The top 3-4% of students are recognized by the National Merit Scholarship Corporation as commended students. Seniors Brandon Garza, Shannon Keyser, Caleb Peterson, Trey Weltens, and Lauryn Woods earned recognition as National Merit Commended students this year. They finished in the top 50,000 out of 1.5 million students taking the PSAT.
“Being in the top percentile doesn’t matter as much to me as knowing I reached the level to receive that recognition,” Shannon said. “It’s satisfying to know that I achieved the scores needed to gain this recognition rather than beating other people out.”
Each students had different ways of practicing for the PSAT that ranged from working on Khan Academy to doing extra prep classes.
“I did a summer prep program at the school and I had some great teachers throughout my years of school in English and math,” Brandon Garza said.
The school provides opportunities to help students build their skills for both the PSAT and SAT. The faculty and district have tried their best to accommodate all situations that could hinder a student’s success for college.
“We have done multiple things throughout the years, ranging from after school and before school ‘help’ sessions, Saturday sessions, and now working towards providing that assistance during a class period in the school day,” principal Lane Buban said. “I think that the more ways we can offer these preparatory sessions, we can provide a wider variety of opportunities for our students to get help with this test. With that being said, I am always open to new ideas from students as to how to accommodate their needs and busy schedules.”
Earning the recognition as a commended student takes hard work and dedication.
“Students should make sure that they challenge themselves in their classes,” Caleb Peterson said. “They should study for their tests and work on increasing their verbal and math skills.”
Some students acknowledge that they should have taken a different approach to the test and encourage other students to put in the work ahead of time.
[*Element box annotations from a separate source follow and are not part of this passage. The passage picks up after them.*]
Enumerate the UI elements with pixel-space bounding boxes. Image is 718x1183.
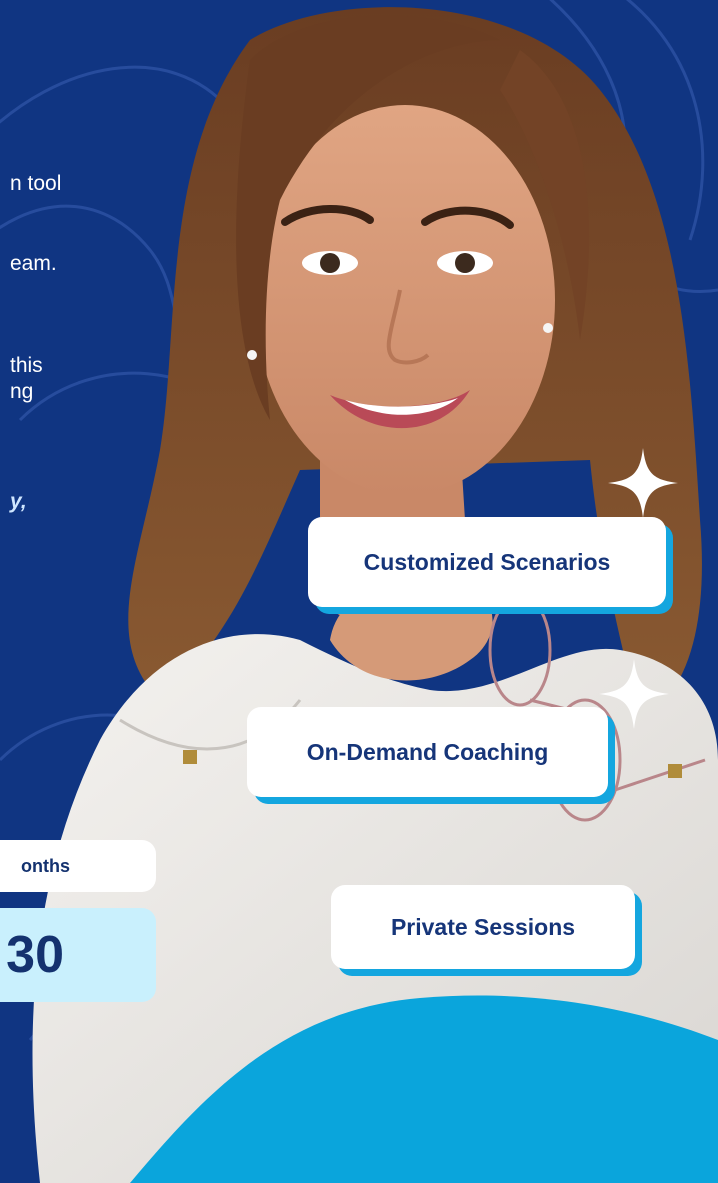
feature-pill-on-demand-coaching: On-Demand Coaching: [247, 707, 608, 797]
intro-line: ng: [10, 380, 34, 403]
feature-pill-label: On-Demand Coaching: [306, 738, 549, 765]
stat-label: onths: [0, 840, 156, 892]
intro-line-emphasis: y,: [10, 490, 27, 513]
intro-line: eam.: [10, 252, 57, 275]
sparkle-icon: [608, 448, 678, 518]
stat-card: onths 30: [0, 840, 160, 1002]
stat-value-text: 30: [6, 926, 64, 984]
feature-pill-customized-scenarios: Customized Scenarios: [308, 517, 666, 607]
feature-pill-label: Private Sessions: [390, 913, 576, 940]
sparkle-icon: [599, 659, 669, 729]
feature-pill-private-sessions: Private Sessions: [331, 885, 635, 969]
hero-section: n tool eam. this ng y, Customized Scenar…: [0, 0, 718, 1183]
bottom-wave-shape: [130, 995, 718, 1183]
feature-pill-label: Customized Scenarios: [363, 548, 611, 575]
stat-label-text: onths: [21, 855, 70, 876]
intro-line: n tool: [10, 172, 62, 195]
intro-line: this: [10, 354, 43, 377]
“I know I could have done better if I would’ve studied,” Trey said. “I might have earned a scholarship if I would’ve taken it a little more seriously in advance.”
Some had problems to overcome and knew what they needed to do to make sure they were successful.
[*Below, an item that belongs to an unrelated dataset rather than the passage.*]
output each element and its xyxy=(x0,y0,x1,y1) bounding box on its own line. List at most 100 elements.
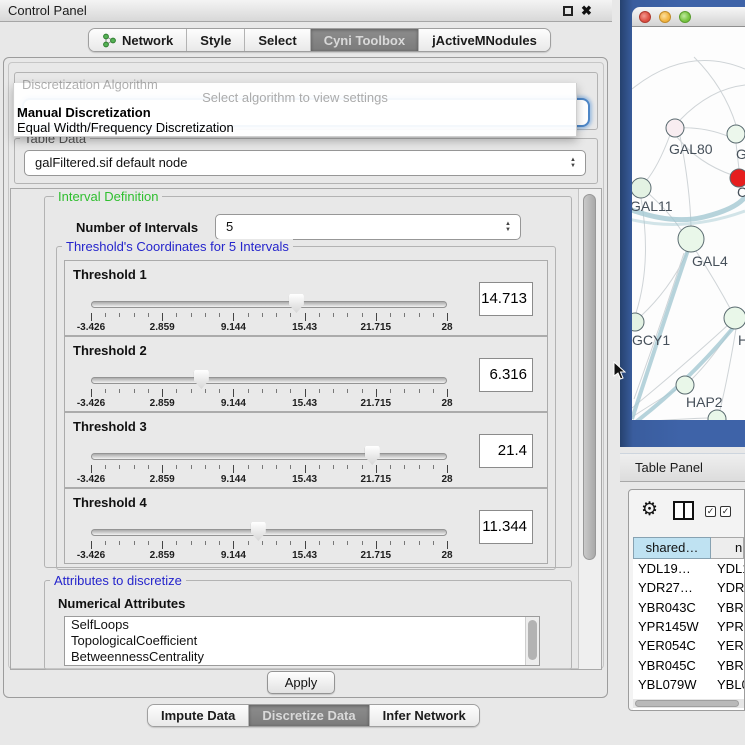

“I did two hours of tutoring a week all summer,” Lauryn Woods said. “I have a pretty significant diagnosis of attention deficit disorder, so learning how to focus and be able to follow an essay all the way through was a really hard process for me. I had to work on that a lot because I was trying get for scholarships for college.”
Although not every student has access to a tutor for 2 hours a week, Lauryn has a rubric on what strengths and weaknesses to work on.
“If you’re a language arts kid, study high level math because they’re going to test you on things you haven’t learned yet,” Lauryn Woods said. “Study a little bit of geometry and a little bit of calculus and try to get ahead. If you’re a math kid learn how to read faster and increase your vocabulary.”
Buban and other faculty are proud of achievements of students on the PSAT as well as other areas.
“We have very talented students on this campus and it’s nice to see them be recognized,” Buban said. “Beyond that, I think it validates what we are trying to achieve here, which is to provide a high quality education.”